20 Luglio 1977
Uno dei pensieri che sorgono nello spirito, a cui la pausa delle occupazioni esteriori consente una cosciente riflessione su se stesso, riguarda i principii della propria attività, come quando uno si chiede:
che cosa faccio?
e specialmente: perché lo faccio?
quali sono i motivi del mio operare?
I motivi possono essere molti, e sono di solito dipendenti l'uno dall'altro, sono gerarchizzati.
Così uno lavora per esempio per guadagnarsi la sua mercede; e la mercede per vivere.
Donde la domanda: qual è il motivo, quale lo scopo superiore agli altri, il quale dà ad una vita la sua definizione professionale, anzi morale?
Per sé lo scopo, il fine operativo generale è quello di fare il bene.
Ma quale bene?
il bene morale?
il bene per sé?
il bene utile?
il bene piacevole?
il bene facile?
il bene possibile?
L'onestà naturale della nostra vita dipende da questa risposta fondamentale: il valore morale della nostra esistenza deriva dalla scopo primo e superiore che la guida.
Questione che sembra facile, ma che pone tanti problemi, ai quali gli uomini, quelli bravi e buoni, sanno dare spesso magnifiche risposte, ma sempre incomplete rispetto al fine totale.
Vi è chi si contenta di costruire la moralità umana nella misura puramente naturale, anche se dilatata ai suoi più ampi confini ( Cfr. Terentii: « homo sum, nihil humani a me alienum puto » ).

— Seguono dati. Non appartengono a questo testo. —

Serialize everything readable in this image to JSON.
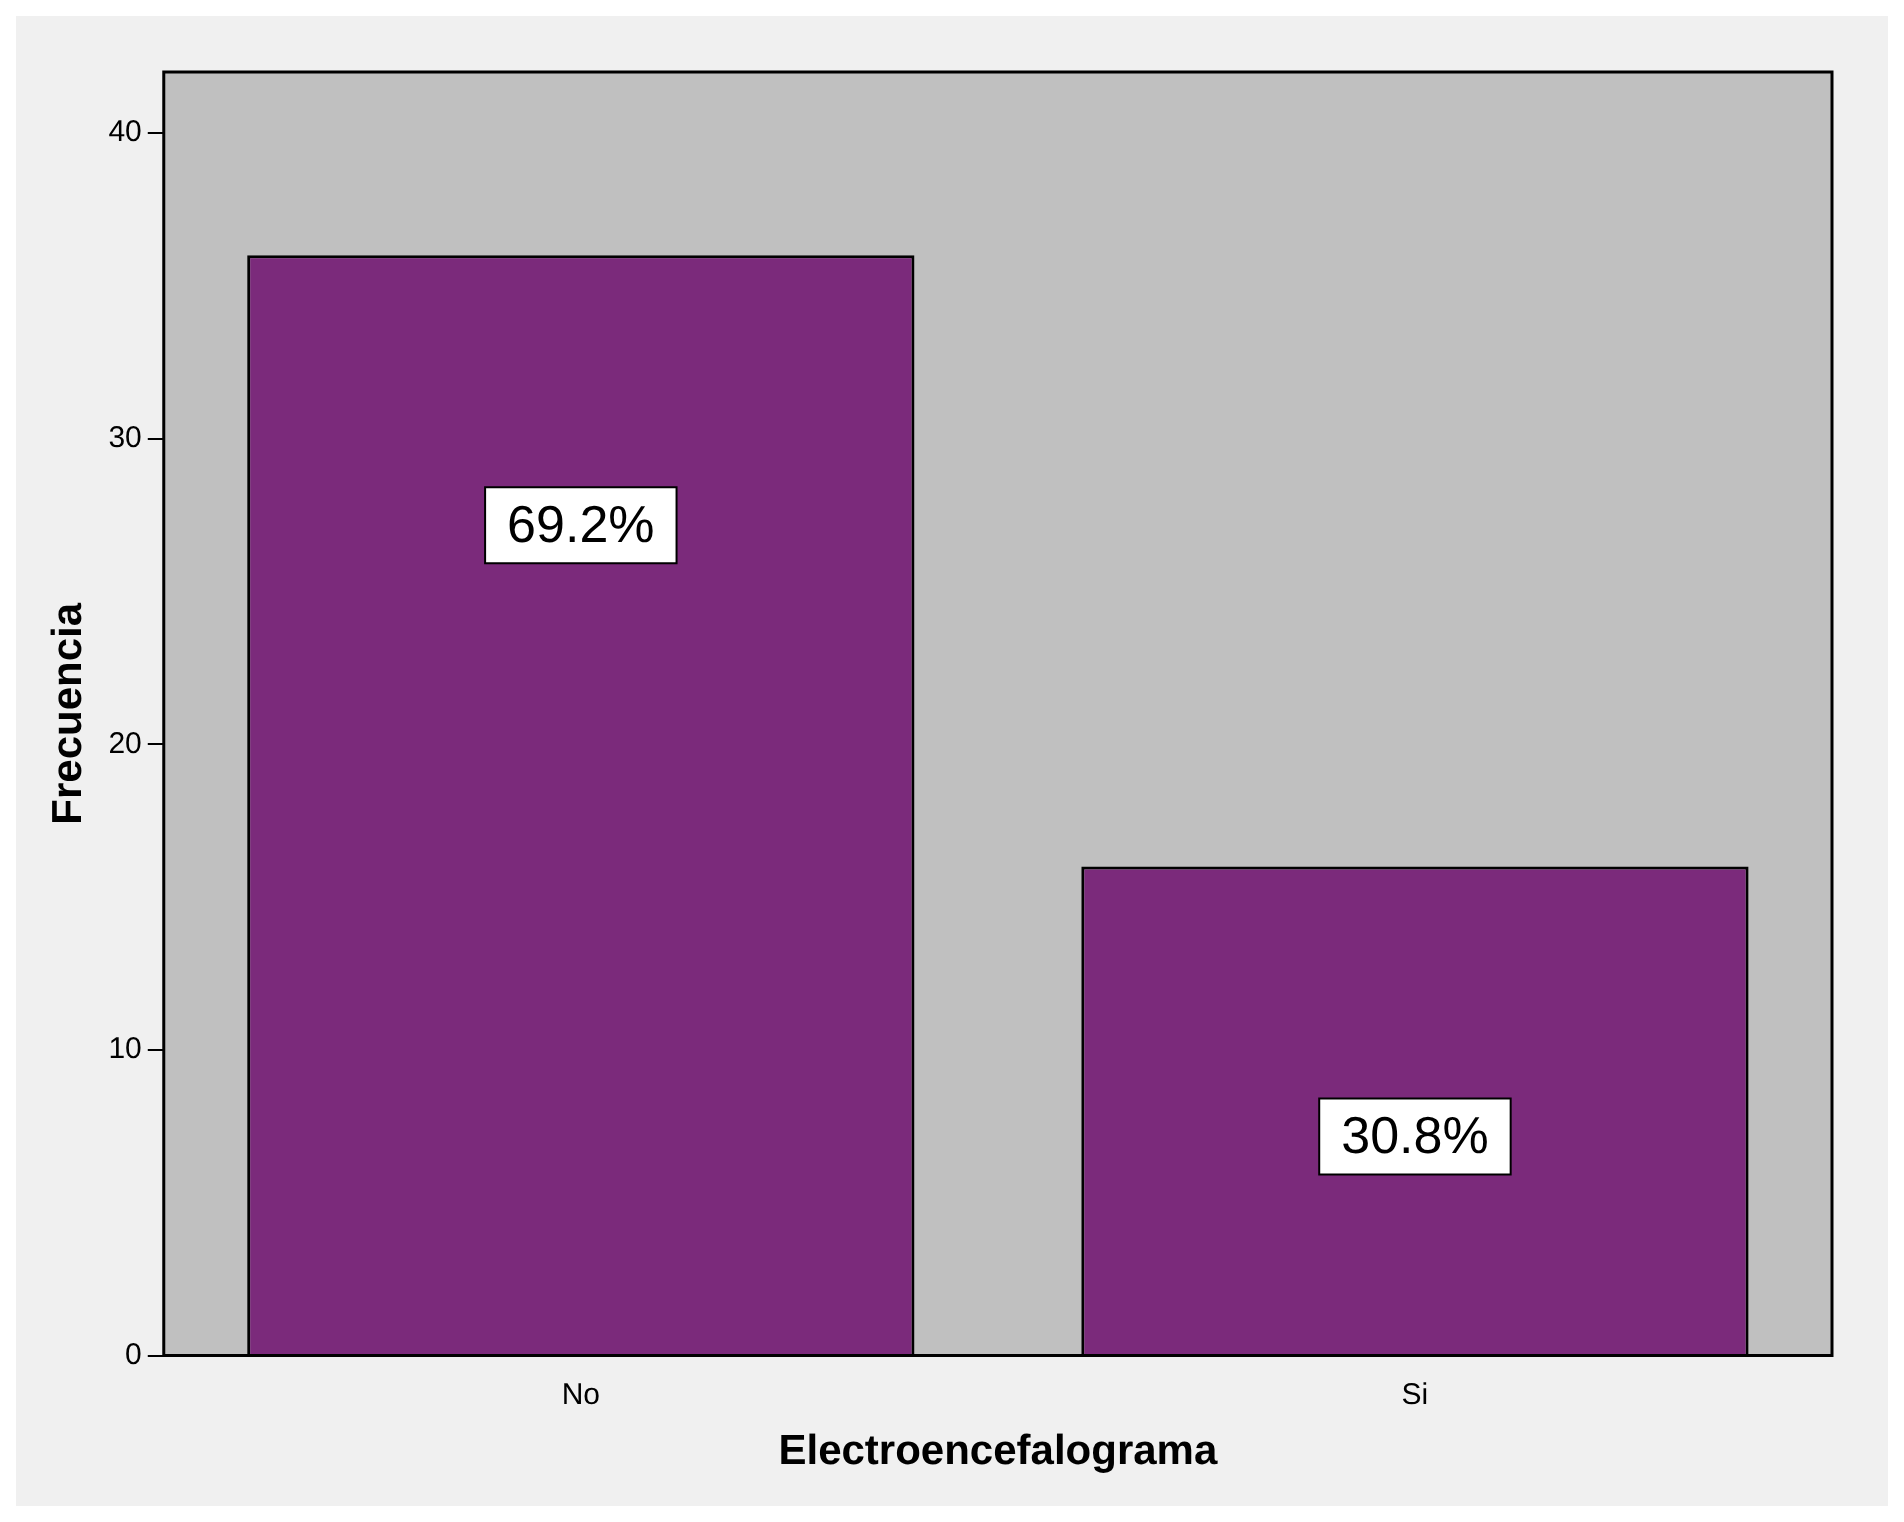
{
  "chart_data": {
    "type": "bar",
    "xlabel": "Electroencefalograma",
    "ylabel": "Frecuencia",
    "categories": [
      "No",
      "Si"
    ],
    "values": [
      36,
      16
    ],
    "color": "#7b2a7b",
    "annotations": [
      "69.2%",
      "30.8%"
    ],
    "ylim": [
      0,
      42
    ],
    "yticks": [
      0,
      10,
      20,
      30,
      40
    ],
    "grid": false,
    "legend": false
  }
}
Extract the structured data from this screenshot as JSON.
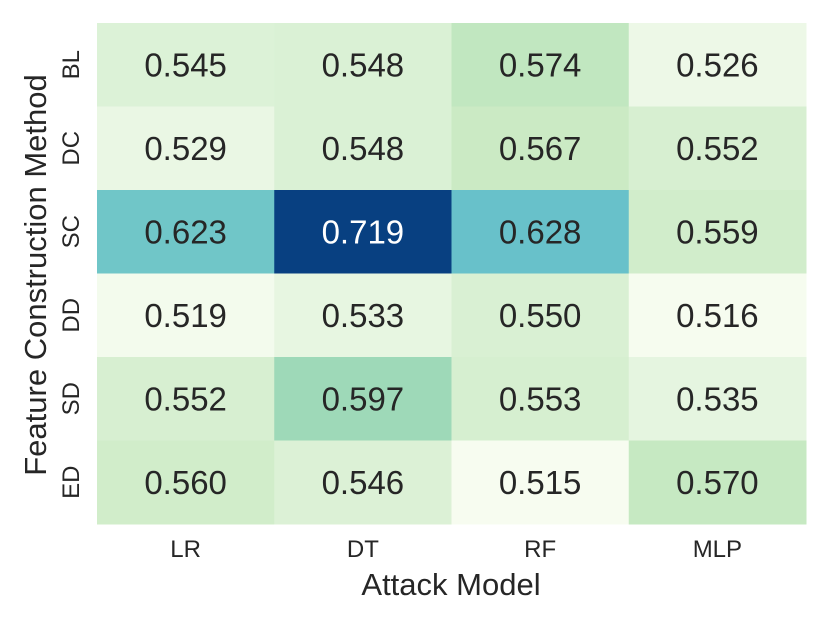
{
  "chart_data": {
    "type": "heatmap",
    "title": "",
    "xlabel": "Attack Model",
    "ylabel": "Feature Construction Method",
    "x_categories": [
      "LR",
      "DT",
      "RF",
      "MLP"
    ],
    "y_categories": [
      "BL",
      "DC",
      "SC",
      "DD",
      "SD",
      "ED"
    ],
    "values": [
      [
        0.545,
        0.548,
        0.574,
        0.526
      ],
      [
        0.529,
        0.548,
        0.567,
        0.552
      ],
      [
        0.623,
        0.719,
        0.628,
        0.559
      ],
      [
        0.519,
        0.533,
        0.55,
        0.516
      ],
      [
        0.552,
        0.597,
        0.553,
        0.535
      ],
      [
        0.56,
        0.546,
        0.515,
        0.57
      ]
    ],
    "value_format": "3 decimals",
    "colormap": "GnBu",
    "color_range": [
      0.515,
      0.719
    ],
    "colorbar": false,
    "grid": false
  }
}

Ma è poi veramente e sempre possibile?
e vi è chi ricusa d'accettare qualsiasi principio morale assoluto: il « permissivismo » moderno rifugge dal ricorso a norme superiori e vincolanti.
E noi cristiani?
Noi siamo, sì, per il primato della libertà; ma di una libertà corrispettiva e coerente con la legge morale, col dovere!
Anzi noi abbiamo un concetto religioso della perfezione umana, della giustizia nel senso pieno della parola, e riteniamo ch'essa non ci può essere data che da Cristo, dalla fede che a noi prescrive una giustizia soprannaturale, e che a noi elargisce l'aiuto, la grazia per essere buoni davvero.
Ricordiamo sempre la parola di S. Paolo: « l'uomo giusto vive di fede ».
Bisogna trarre dalla fede il principio normativo e il principio operativo della vita giusta e buona ( Cfr. Gal 3,11 ).